For François Ruffin, “the problem with the police is who holds the arm that holds the truncheon”


The LFI deputy, guest of Apolline Matin on BFMTV, shared his thoughts on certain themes of the campaign. On the program: price blocking, Alstom, the EHPAD scandal and the police. Faithful to himself, he delivered a radical thought, but always rooted in reality.

It is a François Ruffin in great shape who was given to us this morning on BFMTV. The member of the insubordinate France began his speech by recalling what is happening in Canada, where the “freedom convoy” – nearly five hundred trucks – stormed the roads of the capital to demonstrate against the sanitary restrictions, so much so that the mayor of the city, completely overwhelmed, declared a state of emergency. The LFI deputy allowed himself to draw a parallel with France: “If the convoy arrives to lay siege to Total at La Défense, I will be very favorable to it”, adding that he would go “to support the people who come to claim that the dividends of Total are not used only for the shareholders but for the employees, the motorists and the French tax authorities. »

Call to revolt or simple political fiction, the fact remains that François Ruffin castigated the government’s inactivity and expressed his dissatisfaction with the profits made by the oil company. On this same subject, he recalled that “today, it’s 15 billion in profits for Total”, that the “essential will go to the shareholders” and ending, anger: “It’s a tremendous looting of the French economy; 135 billion just for the CAC 40, can you imagine? The deputy also asked the government to “block dividends and prices at the pump”, a measure that Jean-Luc Mélenchon had defended on TF1 on Sunday February 6.

For a referendum on energy

Another subject addressed by Apolline de Malherbe: nuclear power. But François Ruffin insisted on digressing and embarked on the Alstom affair, where when “Macron sold with his little friends to his friends from all over the country a French flagship at General Electric, rendering service to Bouygues with disputed facts […] the aberration is that it was handed over to the Americans. He then went on to Jean-Luc Mélenchon’s nuclear program and said he was against a “nuclear revival”, while explaining that he wanted to make his absolute priority “a public nuclear sector”. Its flagship measure? “Going towards much less nuclear subcontracting to secure employees and power plants”, all this through a popular referendum so that citizens can choose the energy they want.
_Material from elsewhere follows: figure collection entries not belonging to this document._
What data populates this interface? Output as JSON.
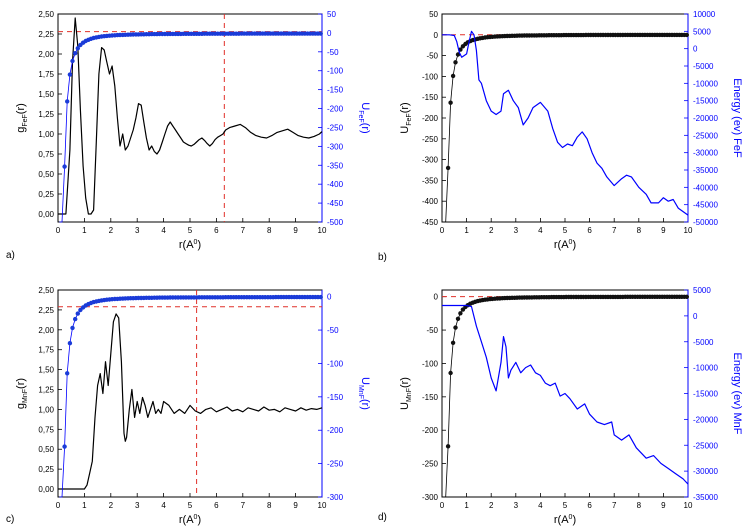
{
  "colors": {
    "black": "#000000",
    "blue": "#0000ff",
    "red": "#e0302a",
    "point_blue": "#1a3bd8",
    "point_black": "#111111"
  },
  "chart_data": [
    {
      "id": "a",
      "panel_label": "a)",
      "type": "line",
      "xlabel": "r(A",
      "xlabel_sup": "0",
      "xlabel_end": ")",
      "ylabel_left": "g",
      "ylabel_left_sub": "FeF",
      "ylabel_left_end": "(r)",
      "ylabel_right": "U",
      "ylabel_right_sub": "FeF",
      "ylabel_right_end": "(r)",
      "xlim": [
        0,
        10
      ],
      "ylim_left": [
        -0.1,
        2.5
      ],
      "ylim_right": [
        -500,
        50
      ],
      "xticks": [
        0,
        1,
        2,
        3,
        4,
        5,
        6,
        7,
        8,
        9,
        10
      ],
      "yticks_left": [
        0,
        0.25,
        0.5,
        0.75,
        1,
        1.25,
        1.5,
        1.75,
        2,
        2.25,
        2.5
      ],
      "yticks_left_labels": [
        "0,00",
        "0,25",
        "0,50",
        "0,75",
        "1,00",
        "1,25",
        "1,50",
        "1,75",
        "2,00",
        "2,25",
        "2,50"
      ],
      "yticks_right": [
        50,
        0,
        -50,
        -100,
        -150,
        -200,
        -250,
        -300,
        -350,
        -400,
        -450,
        -500
      ],
      "hline_left": 2.28,
      "vline_x": 6.3,
      "series_left": {
        "name": "g_FeF(r)",
        "color": "#000000",
        "x": [
          0,
          0.3,
          0.45,
          0.55,
          0.65,
          0.75,
          0.85,
          0.95,
          1.05,
          1.15,
          1.25,
          1.35,
          1.45,
          1.55,
          1.65,
          1.75,
          1.85,
          1.95,
          2.05,
          2.15,
          2.25,
          2.35,
          2.45,
          2.55,
          2.65,
          2.75,
          2.85,
          2.95,
          3.05,
          3.15,
          3.25,
          3.35,
          3.45,
          3.55,
          3.65,
          3.75,
          3.85,
          3.95,
          4.05,
          4.15,
          4.25,
          4.35,
          4.45,
          4.55,
          4.65,
          4.75,
          4.85,
          4.95,
          5.05,
          5.15,
          5.25,
          5.35,
          5.45,
          5.55,
          5.65,
          5.75,
          5.85,
          5.95,
          6.05,
          6.15,
          6.25,
          6.35,
          6.5,
          6.7,
          6.9,
          7.1,
          7.3,
          7.5,
          7.7,
          7.9,
          8.1,
          8.3,
          8.5,
          8.7,
          8.9,
          9.1,
          9.3,
          9.5,
          9.7,
          9.9,
          10
        ],
        "values": [
          0,
          0,
          0.8,
          1.9,
          2.45,
          2.1,
          1.3,
          0.6,
          0.2,
          0,
          0,
          0.05,
          0.9,
          1.75,
          2.08,
          2.05,
          1.9,
          1.75,
          1.85,
          1.6,
          1.2,
          0.85,
          1,
          0.8,
          0.85,
          0.95,
          1.05,
          1.2,
          1.38,
          1.36,
          1.15,
          0.95,
          0.8,
          0.85,
          0.78,
          0.75,
          0.8,
          0.9,
          1,
          1.1,
          1.15,
          1.1,
          1.05,
          1,
          0.95,
          0.9,
          0.88,
          0.86,
          0.85,
          0.87,
          0.9,
          0.93,
          0.95,
          0.92,
          0.88,
          0.85,
          0.88,
          0.93,
          0.96,
          0.98,
          1,
          1.05,
          1.08,
          1.1,
          1.12,
          1.08,
          1.02,
          0.98,
          0.96,
          0.95,
          0.98,
          1.02,
          1.04,
          1.06,
          1.02,
          0.98,
          0.96,
          0.95,
          0.97,
          1,
          1.03
        ]
      },
      "series_right": {
        "name": "U_FeF(r)",
        "color": "#0000ff",
        "marker": "circle",
        "x_start": 0.05,
        "x_end": 10,
        "x_step": 0.1,
        "asymptote": -1.5,
        "scale": 22,
        "point_every": 1
      }
    },
    {
      "id": "b",
      "panel_label": "b)",
      "type": "line",
      "xlabel": "r(A",
      "xlabel_sup": "0",
      "xlabel_end": ")",
      "ylabel_left": "U",
      "ylabel_left_sub": "FeF",
      "ylabel_left_end": "(r)",
      "ylabel_right": "Energy (ev) FeF",
      "ylabel_right_sub": "",
      "ylabel_right_end": "",
      "xlim": [
        0,
        10
      ],
      "ylim_left": [
        -450,
        50
      ],
      "ylim_right": [
        -50000,
        10000
      ],
      "xticks": [
        0,
        1,
        2,
        3,
        4,
        5,
        6,
        7,
        8,
        9,
        10
      ],
      "yticks_left": [
        50,
        0,
        -50,
        -100,
        -150,
        -200,
        -250,
        -300,
        -350,
        -400,
        -450
      ],
      "yticks_left_labels": [
        "50",
        "0",
        "-50",
        "-100",
        "-150",
        "-200",
        "-250",
        "-300",
        "-350",
        "-400",
        "-450"
      ],
      "yticks_right": [
        10000,
        5000,
        0,
        -5000,
        -10000,
        -15000,
        -20000,
        -25000,
        -30000,
        -35000,
        -40000,
        -45000,
        -50000
      ],
      "hline_left": 0,
      "series_left": {
        "name": "U_FeF(r)",
        "color": "#000000",
        "marker": "circle",
        "x_start": 0.05,
        "x_end": 10,
        "x_step": 0.1,
        "asymptote": 0,
        "scale": 20,
        "point_every": 1
      },
      "series_right": {
        "name": "Energy (ev) FeF",
        "color": "#0000ff",
        "x": [
          0,
          0.3,
          0.5,
          0.6,
          0.7,
          0.8,
          0.9,
          1,
          1.1,
          1.2,
          1.3,
          1.4,
          1.5,
          1.6,
          1.8,
          2,
          2.2,
          2.4,
          2.5,
          2.7,
          2.9,
          3.1,
          3.3,
          3.5,
          3.7,
          4,
          4.3,
          4.5,
          4.7,
          4.9,
          5.1,
          5.3,
          5.5,
          5.7,
          5.9,
          6.1,
          6.3,
          6.5,
          6.7,
          7,
          7.3,
          7.5,
          7.7,
          8,
          8.3,
          8.5,
          8.8,
          9,
          9.2,
          9.4,
          9.6,
          9.8,
          10
        ],
        "values": [
          4000,
          4000,
          3800,
          2000,
          -1000,
          -2500,
          -2000,
          -1500,
          2000,
          5000,
          4000,
          -500,
          -9000,
          -10000,
          -15000,
          -18000,
          -19000,
          -18000,
          -13000,
          -12000,
          -15000,
          -17000,
          -22000,
          -20000,
          -17000,
          -15500,
          -18000,
          -23000,
          -27000,
          -28500,
          -27500,
          -28000,
          -25500,
          -24000,
          -26000,
          -30000,
          -33000,
          -34500,
          -37000,
          -39500,
          -37500,
          -36500,
          -37000,
          -40000,
          -42000,
          -44500,
          -44500,
          -43000,
          -44000,
          -43500,
          -46000,
          -47000,
          -48000
        ]
      }
    },
    {
      "id": "c",
      "panel_label": "c)",
      "type": "line",
      "xlabel": "r(A",
      "xlabel_sup": "0",
      "xlabel_end": ")",
      "ylabel_left": "g",
      "ylabel_left_sub": "MnF",
      "ylabel_left_end": "(r)",
      "ylabel_right": "U",
      "ylabel_right_sub": "MnF",
      "ylabel_right_end": "(r)",
      "xlim": [
        0,
        10
      ],
      "ylim_left": [
        -0.1,
        2.5
      ],
      "ylim_right": [
        -300,
        10
      ],
      "xticks": [
        0,
        1,
        2,
        3,
        4,
        5,
        6,
        7,
        8,
        9,
        10
      ],
      "yticks_left": [
        0,
        0.25,
        0.5,
        0.75,
        1,
        1.25,
        1.5,
        1.75,
        2,
        2.25,
        2.5
      ],
      "yticks_left_labels": [
        "0,00",
        "0,25",
        "0,50",
        "0,75",
        "1,00",
        "1,25",
        "1,50",
        "1,75",
        "2,00",
        "2,25",
        "2,50"
      ],
      "yticks_right": [
        0,
        -50,
        -100,
        -150,
        -200,
        -250,
        -300
      ],
      "hline_left": 2.29,
      "vline_x": 5.25,
      "series_left": {
        "name": "g_MnF(r)",
        "color": "#000000",
        "x": [
          0,
          1,
          1.1,
          1.2,
          1.3,
          1.4,
          1.5,
          1.6,
          1.7,
          1.8,
          1.9,
          2,
          2.1,
          2.2,
          2.3,
          2.4,
          2.5,
          2.55,
          2.6,
          2.7,
          2.8,
          2.9,
          3,
          3.1,
          3.2,
          3.3,
          3.4,
          3.5,
          3.6,
          3.7,
          3.8,
          3.9,
          4,
          4.2,
          4.4,
          4.6,
          4.8,
          5,
          5.2,
          5.4,
          5.6,
          5.8,
          6,
          6.2,
          6.4,
          6.6,
          6.8,
          7,
          7.2,
          7.4,
          7.6,
          7.8,
          8,
          8.2,
          8.4,
          8.6,
          8.8,
          9,
          9.2,
          9.4,
          9.6,
          9.8,
          10
        ],
        "values": [
          0,
          0,
          0.05,
          0.2,
          0.35,
          0.9,
          1.3,
          1.45,
          1.2,
          1.6,
          1.3,
          1.7,
          2.1,
          2.2,
          2.15,
          1.6,
          0.7,
          0.6,
          0.65,
          1,
          1.25,
          0.9,
          1.1,
          0.95,
          1.15,
          1.05,
          0.9,
          1.0,
          1.1,
          0.95,
          1.0,
          0.95,
          1.1,
          1.05,
          0.95,
          1.0,
          0.95,
          1.05,
          0.98,
          0.95,
          1.0,
          1.02,
          0.97,
          1.0,
          1.03,
          0.98,
          1.0,
          0.97,
          1.02,
          1.0,
          0.98,
          1.03,
          0.99,
          1.0,
          0.97,
          1.02,
          1.0,
          0.98,
          1.02,
          0.99,
          1.01,
          1.0,
          1.02
        ]
      },
      "series_right": {
        "name": "U_MnF(r)",
        "color": "#0000ff",
        "marker": "circle",
        "x_start": 0.05,
        "x_end": 10,
        "x_step": 0.1,
        "asymptote": -0.5,
        "scale": 14,
        "point_every": 1
      }
    },
    {
      "id": "d",
      "panel_label": "d)",
      "type": "line",
      "xlabel": "r(A",
      "xlabel_sup": "0",
      "xlabel_end": ")",
      "ylabel_left": "U",
      "ylabel_left_sub": "MnF",
      "ylabel_left_end": "(r)",
      "ylabel_right": "Energy (ev) MnF",
      "ylabel_right_sub": "",
      "ylabel_right_end": "",
      "xlim": [
        0,
        10
      ],
      "ylim_left": [
        -300,
        10
      ],
      "ylim_right": [
        -35000,
        5000
      ],
      "xticks": [
        0,
        1,
        2,
        3,
        4,
        5,
        6,
        7,
        8,
        9,
        10
      ],
      "yticks_left": [
        0,
        -50,
        -100,
        -150,
        -200,
        -250,
        -300
      ],
      "yticks_left_labels": [
        "0",
        "-50",
        "-100",
        "-150",
        "-200",
        "-250",
        "-300"
      ],
      "yticks_right": [
        5000,
        0,
        -5000,
        -10000,
        -15000,
        -20000,
        -25000,
        -30000,
        -35000
      ],
      "hline_left": 0,
      "series_left": {
        "name": "U_MnF(r)",
        "color": "#000000",
        "marker": "circle",
        "x_start": 0.05,
        "x_end": 10,
        "x_step": 0.1,
        "asymptote": 0,
        "scale": 14,
        "point_every": 1
      },
      "series_right": {
        "name": "Energy (ev) MnF",
        "color": "#0000ff",
        "x": [
          0,
          0.5,
          1,
          1.2,
          1.4,
          1.6,
          1.8,
          2,
          2.2,
          2.4,
          2.5,
          2.6,
          2.7,
          2.8,
          3,
          3.2,
          3.4,
          3.6,
          3.8,
          4,
          4.2,
          4.4,
          4.6,
          4.8,
          5,
          5.2,
          5.5,
          5.8,
          6,
          6.3,
          6.6,
          6.9,
          7,
          7.3,
          7.6,
          7.9,
          8,
          8.3,
          8.6,
          8.9,
          9.2,
          9.5,
          9.8,
          10
        ],
        "values": [
          2000,
          2000,
          2000,
          1800,
          -2000,
          -5000,
          -8000,
          -12000,
          -14500,
          -9000,
          -4000,
          -6000,
          -12000,
          -10500,
          -9000,
          -11000,
          -10000,
          -9500,
          -11000,
          -11500,
          -13000,
          -13500,
          -13000,
          -15500,
          -15000,
          -16000,
          -18000,
          -17000,
          -19000,
          -20500,
          -21000,
          -20500,
          -23000,
          -24000,
          -23000,
          -25500,
          -26000,
          -27500,
          -27000,
          -28500,
          -29500,
          -30500,
          -31500,
          -32500
        ]
      }
    }
  ]
}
The Korian-Orpea controversy also crept into the interview. Faced with numerous testimonies from families of elderly people placed in EHPADs, the deputy attacked the government’s inaction and “demands the requisition of Orpea, that is to say, to take the houses and put them in the hands of associations or of the State so that the shareholders do not receive a euro, since they have received dividends on the mistreatment of the elderly. However, he toned down his point against the private sector by saying that the public EHPADs were not satisfactory either.

Finally, the highlight of his intervention: the police. If France Insoumise has often been accused of an “anti-cop party” in view of its speeches and its refusal to condemn certain insults (even, sometimes, abuses) committed against the police – as was the case during of the Fête de l’Humanité when Jean-Luc Mélenchon had refused to condemn the song “everyone hates the police” – François Ruffin held another speech. He began at a moment’s ill at ease, then ended up answering after the journalist revived him: “Today, there are no objectives set by the Ministry of the Interior for the police. . What is the course of action? I think we [LFI] would do better than the government. The objective is to move towards a police of trust. I think there is a malaise in the police that arises from the fact that we do not set targets for them. »
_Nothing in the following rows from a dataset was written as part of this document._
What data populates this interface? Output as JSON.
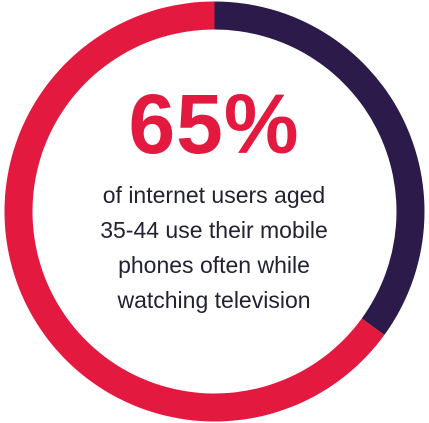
{
  "chart_data": {
    "type": "pie",
    "style": "donut",
    "start_angle_deg": 0,
    "direction": "clockwise",
    "slices": [
      {
        "value": 35,
        "color": "#2b1a4a"
      },
      {
        "value": 65,
        "color": "#e3193f"
      }
    ],
    "headline": "65%",
    "headline_color": "#e3193f",
    "caption_lines": [
      "of internet users aged",
      "35-44 use their mobile",
      "phones often while",
      "watching television"
    ]
  }
}
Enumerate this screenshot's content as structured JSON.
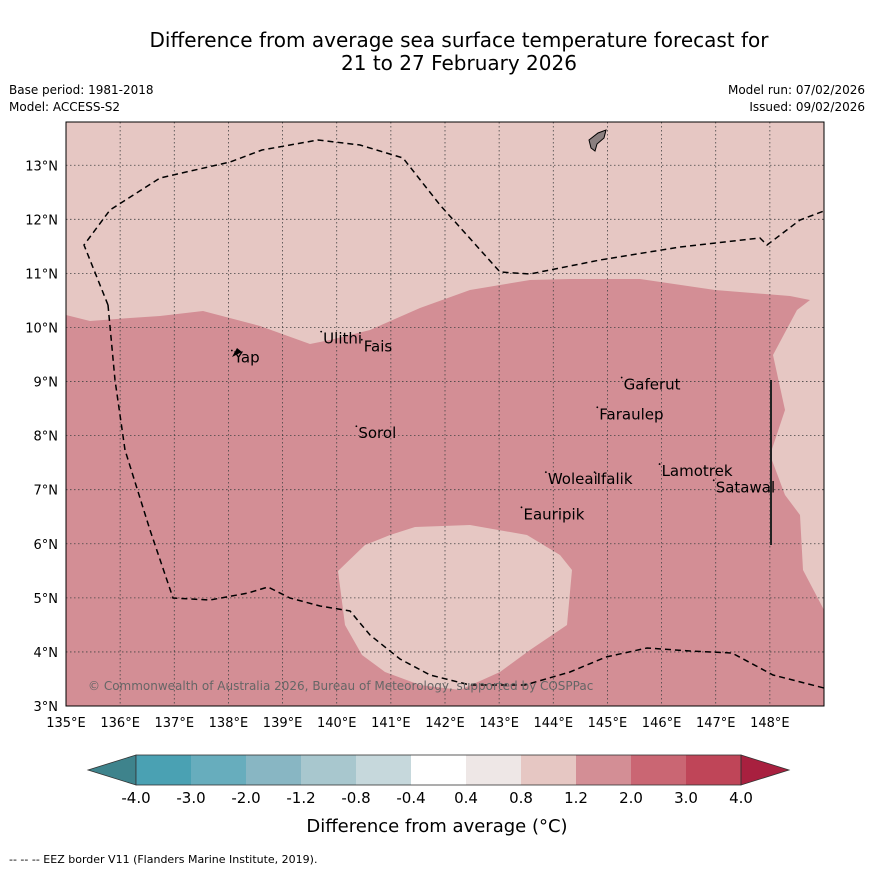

The deputy then drew a parallel between the police and politics, taking the yellow vests crisis as a backdrop and delivered his analysis: “There is a problem with the political use that we have made of the police. We saw it during the yellow vests. We imposed fear, with a treatment that left people injured and blinded. The problem is who holds the arm, who holds the truncheon. I speak with police officers, I even sometimes play football on Sundays with some and I can tell you that they themselves have regretted this political use of the police. “No hatred against the police, on the contrary, understanding in the face of things that are beyond them, a rarity in the ranks of France Insoumise.